Sunday, March 20, 2011

LA Marathon (the worst day ever?)

Running my first marathon was more than I expected, not in a good way. I expected to be slow, but not this slow. I expected it to be difficult, but not this difficult. I also expected it to be uncomfortable, but I certainly didn’t expect the torrential downpour I had to run in for most of the 26.2 miles. I also didn’t expect the 50 degree temps coupled with 20 mile per hour winds. In fact it was so cold and wet and uncomfortable that at mile 15 I declared this run to be the worst ever. I can’t think of worse conditions… Suffice it to say, I was beyond miserable… but I pressed on.
The course itself was difficult. Steady hill climbs at mile 16, 20, and then 22 made me question my sanity… each climb I thought to myself… “I paid to do this?” The streets turned rivers didn’t help either… but I guess it was a blessing that my shoes were soaked through as my feet were so cold, I couldn’t feel the blisters that had formed and then popped on my feet during my run. I’m certain everyone had the same sentiment about the day… going through the same pain. I heard more than a few people cursing the day. At mile 22 on the dreaded climb uphill, people did more than curse in fact… they grunted in agony and a few actually wept in misery. The streets were littered with people in fierce battles with themselves… mind versus body… and I was one of them. Limping in sheer pain like so many of my fellow runners… grimacing with every step. I had to walk mile 22… I had nothing left like so many around me. It was then the noise from the crowd started kicking in… the screams of “You can do it!”… The crowd of people braving the same elements we were, calling people’s names… “Go John!” Total strangers would call, kindly offering their encouragement… so I started to jog at mile 23… that jog turned into a steady yet painful run. In pain, I focused on the ground in front of me and said a prayer asking for a little strength.

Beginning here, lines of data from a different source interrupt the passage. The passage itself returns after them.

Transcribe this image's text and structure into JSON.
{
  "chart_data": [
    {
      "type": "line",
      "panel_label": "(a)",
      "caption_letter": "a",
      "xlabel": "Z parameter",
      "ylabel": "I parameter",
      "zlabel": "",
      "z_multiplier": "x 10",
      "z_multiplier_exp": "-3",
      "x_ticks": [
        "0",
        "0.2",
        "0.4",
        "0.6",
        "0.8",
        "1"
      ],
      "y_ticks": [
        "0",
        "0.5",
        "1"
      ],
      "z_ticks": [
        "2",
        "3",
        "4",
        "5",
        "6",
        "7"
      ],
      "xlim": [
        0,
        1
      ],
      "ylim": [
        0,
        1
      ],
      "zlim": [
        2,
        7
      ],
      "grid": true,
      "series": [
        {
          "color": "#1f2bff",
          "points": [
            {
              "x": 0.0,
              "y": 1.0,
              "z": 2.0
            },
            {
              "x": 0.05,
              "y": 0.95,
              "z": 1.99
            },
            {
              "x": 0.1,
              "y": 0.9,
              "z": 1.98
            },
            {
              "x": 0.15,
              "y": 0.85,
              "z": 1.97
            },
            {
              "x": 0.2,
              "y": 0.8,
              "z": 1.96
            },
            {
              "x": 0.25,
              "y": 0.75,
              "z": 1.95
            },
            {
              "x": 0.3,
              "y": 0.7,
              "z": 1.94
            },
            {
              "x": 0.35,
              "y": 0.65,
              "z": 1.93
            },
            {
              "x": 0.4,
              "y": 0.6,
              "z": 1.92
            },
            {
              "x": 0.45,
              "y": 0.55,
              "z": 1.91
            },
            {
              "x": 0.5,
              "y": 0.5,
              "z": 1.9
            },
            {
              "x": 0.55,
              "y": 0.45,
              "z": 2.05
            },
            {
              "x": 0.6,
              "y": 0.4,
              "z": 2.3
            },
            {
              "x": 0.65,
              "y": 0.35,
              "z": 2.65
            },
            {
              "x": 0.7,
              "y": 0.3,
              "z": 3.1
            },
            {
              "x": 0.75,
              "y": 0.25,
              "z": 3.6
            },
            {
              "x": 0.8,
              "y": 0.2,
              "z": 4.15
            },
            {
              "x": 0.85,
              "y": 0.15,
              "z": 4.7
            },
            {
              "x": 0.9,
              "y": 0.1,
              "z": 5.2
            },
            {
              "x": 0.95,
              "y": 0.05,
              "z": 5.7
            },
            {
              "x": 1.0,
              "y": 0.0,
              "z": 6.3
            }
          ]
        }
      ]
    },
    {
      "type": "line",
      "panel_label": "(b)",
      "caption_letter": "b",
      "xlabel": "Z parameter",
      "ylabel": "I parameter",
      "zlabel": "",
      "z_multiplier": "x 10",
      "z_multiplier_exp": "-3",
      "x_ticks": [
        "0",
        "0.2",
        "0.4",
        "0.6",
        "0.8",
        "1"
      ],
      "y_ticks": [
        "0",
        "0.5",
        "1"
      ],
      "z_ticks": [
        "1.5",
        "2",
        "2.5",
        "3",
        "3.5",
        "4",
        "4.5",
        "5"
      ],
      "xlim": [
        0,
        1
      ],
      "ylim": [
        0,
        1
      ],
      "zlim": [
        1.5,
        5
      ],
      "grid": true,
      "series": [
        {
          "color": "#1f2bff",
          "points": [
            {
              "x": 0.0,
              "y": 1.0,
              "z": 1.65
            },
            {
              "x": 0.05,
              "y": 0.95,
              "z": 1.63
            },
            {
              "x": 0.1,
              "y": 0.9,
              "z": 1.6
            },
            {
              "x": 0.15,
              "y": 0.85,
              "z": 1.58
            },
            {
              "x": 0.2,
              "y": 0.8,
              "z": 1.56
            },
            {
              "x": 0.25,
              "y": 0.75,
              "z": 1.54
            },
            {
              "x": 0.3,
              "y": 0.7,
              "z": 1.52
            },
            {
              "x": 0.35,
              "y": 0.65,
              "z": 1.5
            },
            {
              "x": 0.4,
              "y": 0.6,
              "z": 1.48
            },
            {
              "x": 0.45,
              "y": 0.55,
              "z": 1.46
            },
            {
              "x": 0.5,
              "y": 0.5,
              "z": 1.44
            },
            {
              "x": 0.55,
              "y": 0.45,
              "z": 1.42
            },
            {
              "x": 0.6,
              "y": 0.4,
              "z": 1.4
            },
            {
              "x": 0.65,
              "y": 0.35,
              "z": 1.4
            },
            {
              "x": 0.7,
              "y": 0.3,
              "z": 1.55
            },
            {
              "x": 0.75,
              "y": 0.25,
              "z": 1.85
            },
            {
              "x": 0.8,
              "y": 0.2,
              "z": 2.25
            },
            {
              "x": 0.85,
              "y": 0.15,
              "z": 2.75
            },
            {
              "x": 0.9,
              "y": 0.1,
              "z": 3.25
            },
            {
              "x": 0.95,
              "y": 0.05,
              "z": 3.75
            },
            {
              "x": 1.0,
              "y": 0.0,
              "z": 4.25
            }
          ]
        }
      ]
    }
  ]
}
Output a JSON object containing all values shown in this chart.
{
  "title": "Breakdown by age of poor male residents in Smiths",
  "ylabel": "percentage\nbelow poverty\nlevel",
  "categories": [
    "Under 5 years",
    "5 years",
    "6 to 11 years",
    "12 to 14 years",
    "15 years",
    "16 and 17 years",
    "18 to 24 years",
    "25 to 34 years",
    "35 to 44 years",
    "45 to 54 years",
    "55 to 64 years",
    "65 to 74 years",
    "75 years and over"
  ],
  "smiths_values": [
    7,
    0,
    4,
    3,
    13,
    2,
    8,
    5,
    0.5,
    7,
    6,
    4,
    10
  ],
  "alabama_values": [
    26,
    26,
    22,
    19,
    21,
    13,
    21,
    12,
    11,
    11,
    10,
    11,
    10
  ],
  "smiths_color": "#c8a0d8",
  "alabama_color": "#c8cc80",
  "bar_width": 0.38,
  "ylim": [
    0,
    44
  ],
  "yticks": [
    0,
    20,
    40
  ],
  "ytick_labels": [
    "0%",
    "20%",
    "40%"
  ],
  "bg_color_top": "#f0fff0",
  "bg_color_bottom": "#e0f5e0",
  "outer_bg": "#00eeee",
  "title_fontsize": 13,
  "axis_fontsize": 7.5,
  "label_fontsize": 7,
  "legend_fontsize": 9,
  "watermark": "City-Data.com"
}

My slow jog then turned into quicker steps and soon I was running again. Mile marker 24 came and went, and my body was growing more and more unhappy, but I kept going… mile marker 25 brought more cheers from the crowds with a few hi-fives. “One more mile!” the crowd shouted… so I pressed on. The last mile seemed to last for eternity... running toward the finish felt like the longest mile of my life... but I finished… I ran 26.2 miles. Wet,cold, in pain, tired... but oddly satisfied and happy. I can't wait for the next one!

(By the way, to give you an idea of how cold and miserable it was… one of the guys I carpooled with was taken to the hospital having suffered from hypothermia… that’s right! Hypothermia! Sadly, there were quite a few people in the hospital being treated for the same thing…)

Wednesday, March 9, 2011

Hardware

My wife bought me a display for my medals and racing bibs. I have them all proudly displayed in the loft against an empty wall. I like looking at them. They are physical reminders of what is possible through commitment, determination, hard work, focus, and maybe a little bit of crazy. They are finishers medals… given to anyone that finishes an event. As long as you walk across that finish line before the cut off time, you’re assured one. The fact that all finishers receive one doesn’t make it any less valuable to me though. From the fourteen year old sharing a moment alongside mom and dad, to the 75 year old grandmother celebrating life… every finisher gets one… and I like that. After all, to be a finisher not only means I started… but I persevered to the end. Yeah… I like my medals.